Construction d'un paquebot au chantier naval de Saint-Nazaire . © Capture d'écran Youtube / Stx France

Saint-Nazaire : la justice coréenne ouvre les négociations avec l’italien Ficantieri

Le groupe italien Ficantieri serait retenu par la justice coréenne pour le rachat du chantier naval STX de Saint-Nazaire.

La justice sud-coréenne en charge du redressement judiciaire du groupe sud-coréen STX Offshore & Shipbuilding, actuellement propriétaire du chantier naval STX France de Saint-Nazaire, a ouvert les négociations avec un unique repreneur. Il s’agit de l’italien Ficantieri, dernier candidat à la reprise du constructeur de navires français. La vente n’est pas encore actée et les différentes parties doivent toujours se mettre d’accord sur le montant de cette acquisition.

L’italien Ficantieri retenu pour le rachat

Mardi 3 janvier 2017, le tribunal de commerce du district central de Séoul a annoncé l’ouverture des négociations uniques avec le groupe italien pour l’acquisition de ce chantier naval qui emploie 2600 personnes. Le chantier doit construire 14 bateaux d’ici 2026 pour ses deux principaux clients MSC Croisières et Royal Caribbean. Il affichait en 2015 un chiffre d’affaires de 983 millions d’euros et un résultat net à 4,2 millions d’euros, des profits qui devraient continuer à grimper.

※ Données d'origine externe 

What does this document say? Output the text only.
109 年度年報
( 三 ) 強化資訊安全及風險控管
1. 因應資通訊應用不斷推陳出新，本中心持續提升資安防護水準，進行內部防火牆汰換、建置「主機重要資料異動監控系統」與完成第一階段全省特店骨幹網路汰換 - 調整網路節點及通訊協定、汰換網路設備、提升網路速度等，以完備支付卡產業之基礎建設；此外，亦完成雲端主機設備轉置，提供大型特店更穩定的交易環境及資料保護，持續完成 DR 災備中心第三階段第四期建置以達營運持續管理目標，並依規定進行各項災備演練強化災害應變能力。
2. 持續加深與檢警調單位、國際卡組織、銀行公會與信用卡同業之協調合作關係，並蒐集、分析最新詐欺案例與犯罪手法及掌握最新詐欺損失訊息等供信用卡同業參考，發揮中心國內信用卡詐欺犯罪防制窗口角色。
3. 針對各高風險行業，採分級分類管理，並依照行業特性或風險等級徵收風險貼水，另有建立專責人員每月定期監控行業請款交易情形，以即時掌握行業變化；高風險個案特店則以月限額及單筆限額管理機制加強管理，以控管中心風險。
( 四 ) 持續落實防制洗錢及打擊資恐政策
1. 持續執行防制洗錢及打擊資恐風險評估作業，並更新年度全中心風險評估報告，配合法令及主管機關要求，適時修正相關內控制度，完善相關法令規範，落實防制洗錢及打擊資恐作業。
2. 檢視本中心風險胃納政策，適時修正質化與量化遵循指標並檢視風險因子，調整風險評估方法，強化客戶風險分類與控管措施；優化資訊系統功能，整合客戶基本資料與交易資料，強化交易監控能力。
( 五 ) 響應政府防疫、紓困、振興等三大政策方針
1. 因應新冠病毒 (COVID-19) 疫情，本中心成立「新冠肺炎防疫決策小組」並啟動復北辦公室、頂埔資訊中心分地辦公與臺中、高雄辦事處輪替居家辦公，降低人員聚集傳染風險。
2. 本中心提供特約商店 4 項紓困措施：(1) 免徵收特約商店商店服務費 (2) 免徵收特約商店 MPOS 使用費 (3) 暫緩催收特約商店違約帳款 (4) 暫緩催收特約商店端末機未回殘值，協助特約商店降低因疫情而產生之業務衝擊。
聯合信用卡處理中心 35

Ficantieri était le dernier candidat en lice parmi 4 autres et la justice coréenne n’avait pas vraiment d’autre choix, si ce n’était de refaire un appel possiblement infructueux. Selon des propos relayés par Le Monde, le groupe italien entend faire de Saint-Nazaire une force européenne, à l’image d’un “Airbus des paquebots”. Il compte utiliser ce poids supplémentaire à son avantage lors de négociations futures pour améliorer les prix et marges du chantier.

Une nouvelle qui ne fait pas que des heureux

Cependant l’acquisition par le groupe italien soulève quelques réticences. Au niveau de la concurrence, ce rachat pourrait entraîner un duopole gênant pour les autres constructeurs européens. Au niveau français, l’Etat actionnaire à 33% souhaiterait amener le constructeur DNCS au sein du capital pour plus de contrôle. De même la coentreprise démarrée en juillet 2016 entre Ficantieri et le conglomérat chinois China State Shipbuilding Corp suscite des inquiétudes de transfert de technologie.

Seule filiale rentable du groupe sud-coréen, le chantier se porte bien avec un carnet de commandes rempli et est fournisseur pour MSC Croisières et Royal Caribbean. Mais il est aussi le plus grand et le seul à posséder le matériel et les techniques pour construire une coque de porte-avions.